In fact, the NIRS analysis showed that if Social Security income had been 10% higher in 2013, some 500,000 fewer older households would have been in poverty.
“The findings of this research reveal that Social Security has a profound role to play in preventing elder poverty,” NIRS executive director Dan Doonan said in a statement. “Accordingly, protecting and expanding Social Security should be a top priority for policymakers interested in the financial of security of America’s middle class and to keep them from falling into poverty.”
Still, Doonan pointed out, Social Security alone cannot provide a secure retirement. “It is clear from the data that pensions serve an important function in keeping working families in the middle class in retirement, more so than DC accounts that disproportionately benefit higher income Americans.”
He said receiving income from all three sources was the best way to achieve retirement security. “But this just isn’t the case for most older Americans today, and we are on a treacherous path for the future with dwindling pensions and proposals to cut to Social Security.”
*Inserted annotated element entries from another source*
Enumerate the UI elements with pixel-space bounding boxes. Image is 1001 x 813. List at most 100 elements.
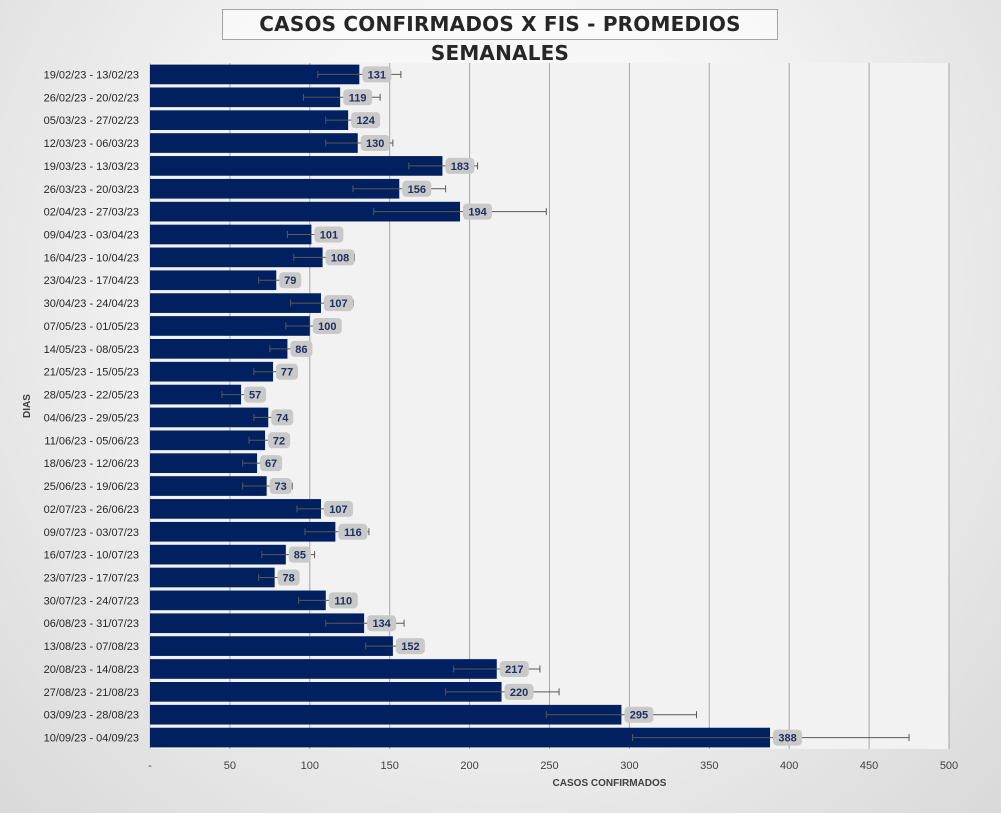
data-label-bg <box>445 157 475 174</box>
data-label-bg <box>343 89 373 106</box>
bar <box>150 659 497 679</box>
data-label: 388 <box>778 733 796 745</box>
data-label: 86 <box>295 344 307 356</box>
x-tick-label: 250 <box>540 760 558 772</box>
data-label: 85 <box>294 550 306 562</box>
category-label: 02/04/23 - 27/03/23 <box>44 207 139 219</box>
data-label: 119 <box>349 92 367 104</box>
data-label-bg <box>395 638 425 655</box>
data-label: 67 <box>265 458 277 470</box>
category-label: 11/06/23 - 05/06/23 <box>44 435 139 447</box>
category-label: 27/08/23 - 21/08/23 <box>44 687 139 699</box>
data-label-bg <box>362 66 392 83</box>
data-label: 217 <box>505 664 523 676</box>
data-label: 74 <box>276 412 289 424</box>
data-label: 107 <box>329 504 347 516</box>
data-label: 220 <box>510 687 528 699</box>
bar <box>150 293 321 313</box>
data-label: 183 <box>451 161 469 173</box>
data-label: 295 <box>630 710 648 722</box>
bar <box>150 384 242 405</box>
bar <box>150 499 321 519</box>
category-label: 19/03/23 - 13/03/23 <box>44 161 139 173</box>
data-label-bg <box>328 592 358 609</box>
data-label-bg <box>279 272 302 289</box>
bar <box>150 544 286 565</box>
data-label: 194 <box>468 207 487 219</box>
category-label: 23/04/23 - 17/04/23 <box>44 275 139 287</box>
bar <box>150 636 393 656</box>
data-label: 134 <box>372 618 391 630</box>
bar <box>150 247 323 268</box>
bar <box>150 407 269 428</box>
bar <box>150 270 277 291</box>
bar <box>150 361 274 382</box>
bar <box>150 430 266 451</box>
bar <box>150 224 312 245</box>
data-label: 79 <box>284 275 296 287</box>
x-axis-title: CASOS CONFIRMADOS <box>553 778 667 789</box>
bar <box>150 613 365 634</box>
data-label: 130 <box>366 138 384 150</box>
bar <box>150 567 275 588</box>
data-label: 108 <box>331 252 349 264</box>
category-label: 30/07/23 - 24/07/23 <box>44 595 139 607</box>
data-label-bg <box>276 363 299 380</box>
data-label: 72 <box>273 435 285 447</box>
data-label-bg <box>504 683 534 700</box>
data-label: 57 <box>249 390 261 402</box>
data-label-bg <box>367 615 397 632</box>
bar <box>150 316 310 336</box>
category-label: 06/08/23 - 31/07/23 <box>44 618 139 630</box>
category-label: 07/05/23 - 01/05/23 <box>44 321 139 333</box>
data-label: 131 <box>368 69 386 81</box>
category-label: 09/04/23 - 03/04/23 <box>44 230 139 242</box>
x-tick-label: 500 <box>940 760 958 772</box>
bar <box>150 64 360 85</box>
x-tick-label: 50 <box>224 760 236 772</box>
bar <box>150 682 502 702</box>
x-tick-label: 200 <box>460 760 478 772</box>
bar <box>150 727 771 748</box>
category-label: 26/02/23 - 20/02/23 <box>44 92 139 104</box>
bar <box>150 453 258 473</box>
bar <box>150 704 622 725</box>
category-label: 03/09/23 - 28/08/23 <box>44 710 139 722</box>
category-label: 21/05/23 - 15/05/23 <box>44 367 139 379</box>
bar <box>150 87 341 108</box>
category-label: 02/07/23 - 26/06/23 <box>44 504 139 516</box>
x-tick-label: - <box>148 760 152 772</box>
category-label: 26/03/23 - 20/03/23 <box>44 184 139 196</box>
data-label: 124 <box>356 115 375 127</box>
y-axis-title: DIAS <box>22 394 33 418</box>
data-label: 78 <box>283 573 295 585</box>
category-label: 10/09/23 - 04/09/23 <box>44 733 139 745</box>
x-tick-label: 100 <box>301 760 319 772</box>
data-label-bg <box>271 409 294 426</box>
category-label: 18/06/23 - 12/06/23 <box>44 458 139 470</box>
bar <box>150 156 443 176</box>
x-tick-label: 400 <box>780 760 798 772</box>
bar <box>150 178 400 199</box>
data-label-bg <box>244 386 267 403</box>
bar <box>150 201 461 222</box>
x-tick-label: 150 <box>381 760 399 772</box>
data-label-bg <box>402 180 432 197</box>
bar <box>150 590 326 611</box>
data-label: 110 <box>334 595 352 607</box>
data-label-bg <box>325 249 355 266</box>
data-label-bg <box>269 478 292 495</box>
data-label: 152 <box>401 641 419 653</box>
category-label: 16/07/23 - 10/07/23 <box>44 550 139 562</box>
data-label-bg <box>499 660 529 677</box>
data-label-bg <box>314 226 344 243</box>
data-label: 116 <box>344 527 362 539</box>
data-label: 107 <box>329 298 347 310</box>
bar <box>150 110 349 130</box>
bar <box>150 521 336 542</box>
category-label: 14/05/23 - 08/05/23 <box>44 344 139 356</box>
category-label: 12/03/23 - 06/03/23 <box>44 138 139 150</box>
category-label: 30/04/23 - 24/04/23 <box>44 298 139 310</box>
data-label-bg <box>338 523 368 540</box>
The NIRS study drew data from the first wave of the re-engineered 2014 Survey of Income and Program Participation and the 2014 Social Security Administration Supplement on Retirement, Pensions, and Related Content.
It includes an analysis of all respondents to both the SIPP and SSA Supplement who were 60 or older and who worked fewer than 30 hours per week or not at all. It also includes all households with a householder age 60 or older, where neither the householder nor the spouse or partner worked 30 or more hours per week or did not work at all.
Bond and Porell researched the sources of retirement income to determine how many older Americans achieve the “three-legged stool” of Social Security, a DB pension plan and individual savings, typically through a DC account.
They also considered how sources of retirement income vary by gender, race and education, and estimated how different sources affect poverty status, hardship, and public assistance and Medicaid costs.
Their analysis found that without income from Social Security in 2013, the number of poor older U.S. households would have increased by more than 200% to 11 million households. And absent income from DB pensions that year, the number of poor older households would have increased by 19% to more than 4 million households.
DC plans, however, are less powerful at keeping older households out of poverty than pensions and Social Security because fewer near-poor households have assets in 401(k)-style defined contribution accounts, and income from those accounts provided a smaller portion of total income.
Without income from DC accounts, the estimated number of poor older households would have increased by 5%, according to the analysis.
The research showed that Social Security income has a powerful effect on public assistance and Medicaid costs. Without Social Security income in 2013, the number of older households receiving public assistance would have increased by nearly 45%, while the number of older persons receiving Medicaid would have increased by more than 40%.
Without income from pensions, the numbers receiving public assistance would have increased by almost 19% and those receiving Medicaid would have gone up by more than 15%. The effect of DC income receipt was smaller for both measures.